La República Dominicana debe aprovechar el próximo pacto fiscal para hacer una reforma a la tributación de los combustibles. Las autoridades fiscales deben reducir las exenciones a los hidrocarburos por parte de los generadores de electricidad que se eleva anualmente al monto de RD$20 mil millones de pesos. Los impuestos a los hidrocarburos deben alinearse a los principios de la tributación verde: aquellos combustibles que más contaminan deben pagar un impuesto mayor. Esto no está pasando actualmente, debido a que el gasoil y la gasolina regular, a pesar de contaminar más, pagan menos impuestos que la gasolina y gasoil premium de menos aditivos contaminantes.
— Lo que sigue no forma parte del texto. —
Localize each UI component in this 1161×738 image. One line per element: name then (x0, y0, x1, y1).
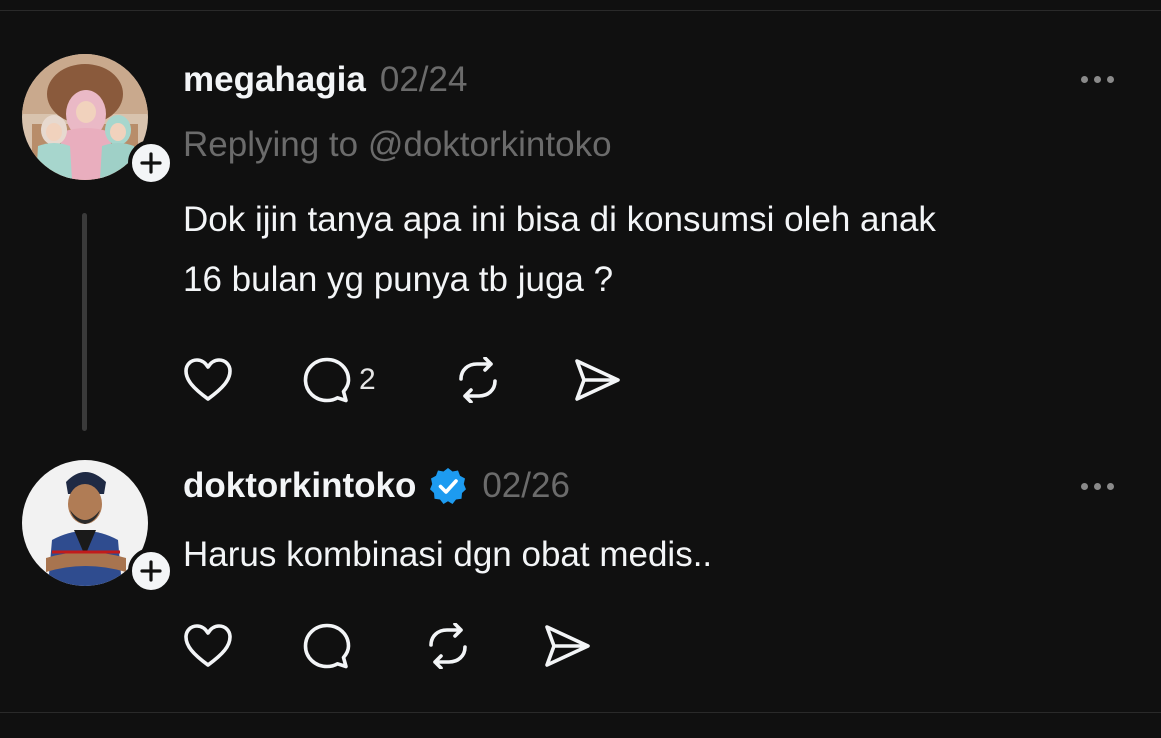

Hay que llevar transparencia al mercado de los combustibles, sobre todo, al Precio de Paridad de Importación, que es la base del cálculo de los precios finales al consumo. Actualmente dicho PPI está conformado de una serie de cargos como: Precio FOB; Flete; Seguro marítimo; Costo Bancario; Otros Costos; Costos de Manejo de Terminal y Gastos Administración Legal (PPI=FOB+ FT+SM+CB+OC+CMT+GAL).
Todos estos componentes del PPI, aunque están consignados en el Reglamento de la Ley No. 112-00, no se tiene desde el MICM un detalle que permita que el ciudadano contemple por sí mismo la composición del precio final. Con esto se hace menos transparente y opaca la información que debe llegar a los consumidores de forma diáfana.
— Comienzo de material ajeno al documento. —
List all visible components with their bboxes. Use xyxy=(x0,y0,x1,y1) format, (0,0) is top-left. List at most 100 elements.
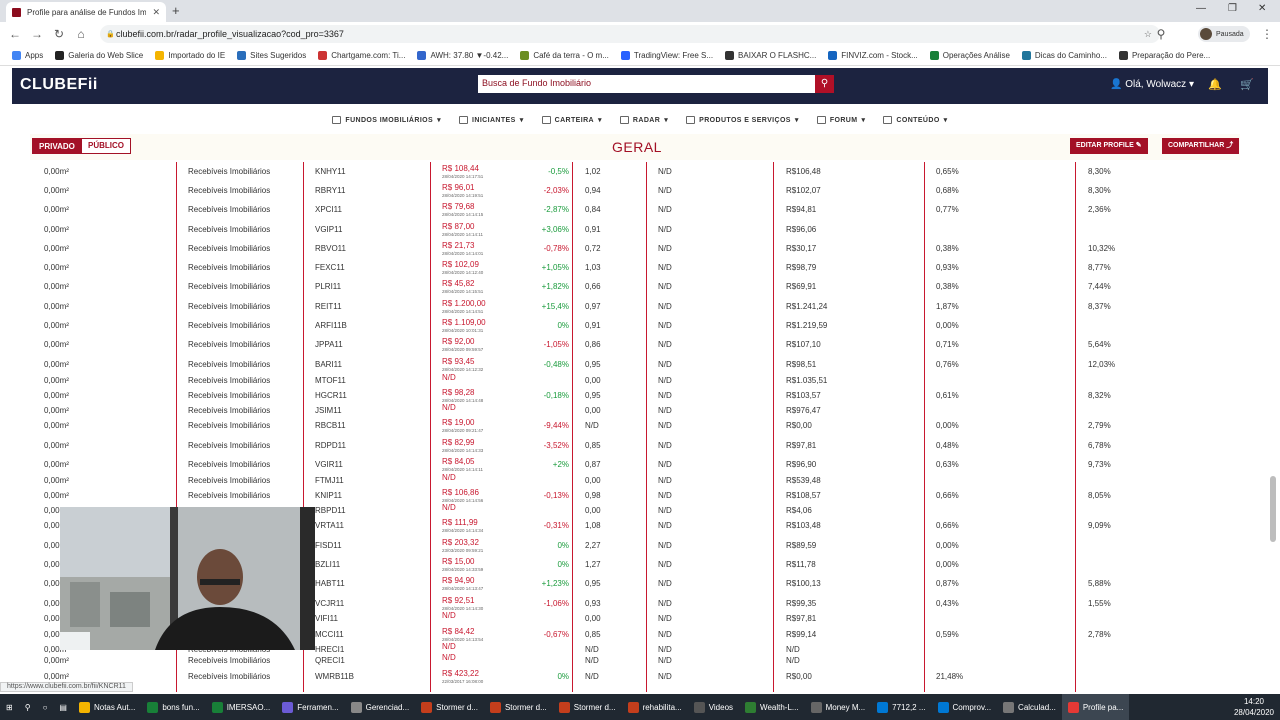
taskbar-app[interactable]: bons fun... xyxy=(141,694,205,720)
ticker-cell[interactable]: VGIR11 xyxy=(315,457,343,473)
menu-item-radar[interactable]: RADAR ▾ xyxy=(619,110,668,130)
table-row[interactable]: 0,00m² Recebíveis Imobiliários KNHY11 R$ 10… xyxy=(34,164,1236,180)
back-icon[interactable]: ← xyxy=(4,27,26,41)
notification-bell-icon[interactable]: 🔔 xyxy=(1208,78,1222,91)
ticker-cell[interactable]: ARFI11B xyxy=(315,318,347,334)
ticker-cell[interactable]: HGCR11 xyxy=(315,388,347,404)
browser-tab[interactable]: Profile para análise de Fundos Im ✕ xyxy=(6,2,166,22)
table-row[interactable]: 0,00m² Recebíveis Imobiliários RDPD11 R$ 82… xyxy=(34,438,1236,454)
ticker-cell[interactable]: BARI11 xyxy=(315,357,342,373)
public-button[interactable]: PÚBLICO xyxy=(81,138,131,154)
share-button[interactable]: COMPARTILHAR ⤴ xyxy=(1162,138,1240,154)
site-logo[interactable]: CLUBEFii xyxy=(20,76,98,94)
taskbar-app[interactable]: rehabilita... xyxy=(622,694,688,720)
taskbar-app[interactable]: Videos xyxy=(688,694,739,720)
ticker-cell[interactable]: RBCB11 xyxy=(315,418,346,434)
search-icon[interactable]: ⚲ xyxy=(19,694,37,720)
menu-item-carteira[interactable]: CARTEIRA ▾ xyxy=(541,110,602,130)
taskbar-app[interactable]: Calculad... xyxy=(997,694,1062,720)
bookmark-item[interactable]: AWH: 37.80 ▼-0.42... xyxy=(417,51,508,60)
bookmark-item[interactable]: Preparação do Pere... xyxy=(1118,51,1210,60)
table-row[interactable]: 0,00m² Recebíveis Imobiliários VGIP11 R$ 87… xyxy=(34,222,1236,238)
close-window-icon[interactable]: ✕ xyxy=(1258,3,1266,14)
system-clock[interactable]: 14:20 28/04/2020 xyxy=(1234,696,1274,718)
table-row[interactable]: 0,00m² Recebíveis Imobiliários JSIM11 N/D 0,… xyxy=(34,403,1236,419)
ticker-cell[interactable]: BZLI11 xyxy=(315,557,340,573)
taskbar-app[interactable]: IMERSAO... xyxy=(206,694,277,720)
table-row[interactable]: 0,00m² Recebíveis Imobiliários PLRI11 R$ 45… xyxy=(34,279,1236,295)
bookmark-item[interactable]: FINVIZ.com - Stock... xyxy=(828,51,918,60)
taskbar-app[interactable]: Notas Aut... xyxy=(73,694,141,720)
ticker-cell[interactable]: REIT11 xyxy=(315,299,342,315)
ticker-cell[interactable]: HABT11 xyxy=(315,576,345,592)
bookmark-item[interactable]: Galeria do Web Slice xyxy=(55,51,143,60)
table-row[interactable]: 0,00m² Recebíveis Imobiliários WMRB11B R$ 4… xyxy=(34,669,1236,685)
edit-profile-button[interactable]: EDITAR PROFILE ✎ xyxy=(1070,138,1148,154)
bookmark-item[interactable]: Operações Análise xyxy=(929,51,1010,60)
ticker-cell[interactable]: VIFI11 xyxy=(315,611,338,627)
start-windows-icon[interactable]: ⊞ xyxy=(0,694,19,720)
ticker-cell[interactable]: FTMJ11 xyxy=(315,473,344,489)
taskbar-app[interactable]: 7712,2 ... xyxy=(871,694,931,720)
table-row[interactable]: 0,00m² Recebíveis Imobiliários REIT11 R$ 1.… xyxy=(34,299,1236,315)
taskbar-app[interactable]: Stormer d... xyxy=(415,694,484,720)
ticker-cell[interactable]: JSIM11 xyxy=(315,403,342,419)
cart-icon[interactable]: 🛒 xyxy=(1240,78,1254,91)
table-row[interactable]: 0,00m² Recebíveis Imobiliários QRECI1 N/D N/… xyxy=(34,653,1236,669)
taskview-icon[interactable]: ▤ xyxy=(53,694,73,720)
ticker-cell[interactable]: RBVO11 xyxy=(315,241,346,257)
bookmark-apps[interactable]: Apps xyxy=(12,51,43,60)
page-scrollbar[interactable] xyxy=(1270,476,1276,542)
close-tab-icon[interactable]: ✕ xyxy=(152,7,160,18)
taskbar-app[interactable]: Ferramen... xyxy=(276,694,344,720)
taskbar-app[interactable]: Stormer d... xyxy=(484,694,553,720)
minimize-icon[interactable]: — xyxy=(1196,3,1206,14)
table-row[interactable]: 0,00m² Recebíveis Imobiliários MTOF11 N/D 0,… xyxy=(34,373,1236,389)
private-button[interactable]: PRIVADO xyxy=(32,138,82,154)
bookmark-item[interactable]: Chartgame.com: Ti... xyxy=(318,51,405,60)
forward-icon[interactable]: → xyxy=(26,27,48,41)
taskbar-app[interactable]: Money M... xyxy=(805,694,872,720)
table-row[interactable]: 0,00m² Recebíveis Imobiliários FTMJ11 N/D 0,… xyxy=(34,473,1236,489)
profile-button[interactable]: Pausada xyxy=(1198,26,1250,42)
ticker-cell[interactable]: RBPD11 xyxy=(315,503,346,519)
table-row[interactable]: 0,00m² Recebíveis Imobiliários FEXC11 R$ 10… xyxy=(34,260,1236,276)
table-row[interactable]: 0,00m² Recebíveis Imobiliários HGCR11 R$ 98… xyxy=(34,388,1236,404)
table-row[interactable]: 0,00m² Recebíveis Imobiliários RBVO11 R$ 21… xyxy=(34,241,1236,257)
bookmark-item[interactable]: TradingView: Free S... xyxy=(620,51,713,60)
restore-icon[interactable]: ❐ xyxy=(1228,3,1237,14)
menu-item-iniciantes[interactable]: INICIANTES ▾ xyxy=(459,110,524,130)
table-row[interactable]: 0,00m² Recebíveis Imobiliários ARFI11B R$ 1… xyxy=(34,318,1236,334)
taskbar-app[interactable]: Wealth-L... xyxy=(739,694,805,720)
bookmark-item[interactable]: Café da terra - O m... xyxy=(520,51,609,60)
ticker-cell[interactable]: MTOF11 xyxy=(315,373,346,389)
taskbar-app[interactable]: Stormer d... xyxy=(553,694,622,720)
ticker-cell[interactable]: MCCI11 xyxy=(315,627,344,643)
taskbar-app[interactable]: Comprov... xyxy=(932,694,998,720)
table-row[interactable]: 0,00m² Recebíveis Imobiliários XPCI11 R$ 79… xyxy=(34,202,1236,218)
ticker-cell[interactable]: QRECI1 xyxy=(315,653,345,669)
table-row[interactable]: 0,00m² Recebíveis Imobiliários VGIR11 R$ 84… xyxy=(34,457,1236,473)
reload-icon[interactable]: ↻ xyxy=(48,27,70,41)
cortana-icon[interactable]: ○ xyxy=(37,694,54,720)
search-input[interactable]: Busca de Fundo Imobiliário xyxy=(478,75,815,93)
new-tab-icon[interactable]: + xyxy=(172,3,180,18)
user-greeting[interactable]: 👤 Olá, Wolwacz ▾ xyxy=(1110,79,1194,90)
table-row[interactable]: 0,00m² Recebíveis Imobiliários RBRY11 R$ 96… xyxy=(34,183,1236,199)
taskbar-app[interactable]: Profile pa... xyxy=(1061,694,1130,720)
zoom-icon[interactable]: ⚲ xyxy=(1150,27,1172,41)
bookmark-item[interactable]: Sites Sugeridos xyxy=(237,51,306,60)
bookmark-item[interactable]: BAIXAR O FLASHC... xyxy=(725,51,816,60)
table-row[interactable]: 0,00m² Recebíveis Imobiliários JPPA11 R$ 92… xyxy=(34,337,1236,353)
home-icon[interactable]: ⌂ xyxy=(70,27,92,41)
ticker-cell[interactable]: RBRY11 xyxy=(315,183,345,199)
menu-item-fundos[interactable]: FUNDOS IMOBILIÁRIOS ▾ xyxy=(332,110,441,130)
ticker-cell[interactable]: WMRB11B xyxy=(315,669,354,685)
ticker-cell[interactable]: VRTA11 xyxy=(315,518,344,534)
ticker-cell[interactable]: RDPD11 xyxy=(315,438,346,454)
menu-item-produtos[interactable]: PRODUTOS E SERVIÇOS ▾ xyxy=(686,110,799,130)
menu-item-forum[interactable]: FORUM ▾ xyxy=(816,110,866,130)
table-row[interactable]: 0,00m² Recebíveis Imobiliários BARI11 R$ 93… xyxy=(34,357,1236,373)
table-row[interactable]: 0,00m² Recebíveis Imobiliários KNIP11 R$ 10… xyxy=(34,488,1236,504)
ticker-cell[interactable]: PLRI11 xyxy=(315,279,341,295)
Por último, debe flexibilizarse el mercado de los combustibles para que no sea el MICM y los agentes del sector los que determinen sus márgenes de comercialización sin la incursión de una entidad que represente los intereses de los consumidores. Debe encontrarse una fórmula que permita que el mercado por libre competencia racionalice esos márgenes como en cualquier mercado de la economía.
El primer paso a la confianza es la transparencia. Todo lo que necesita el gobierno en momentos que comienza a brotar el malestar social por el incremento sostenido de los precios de los combustibles.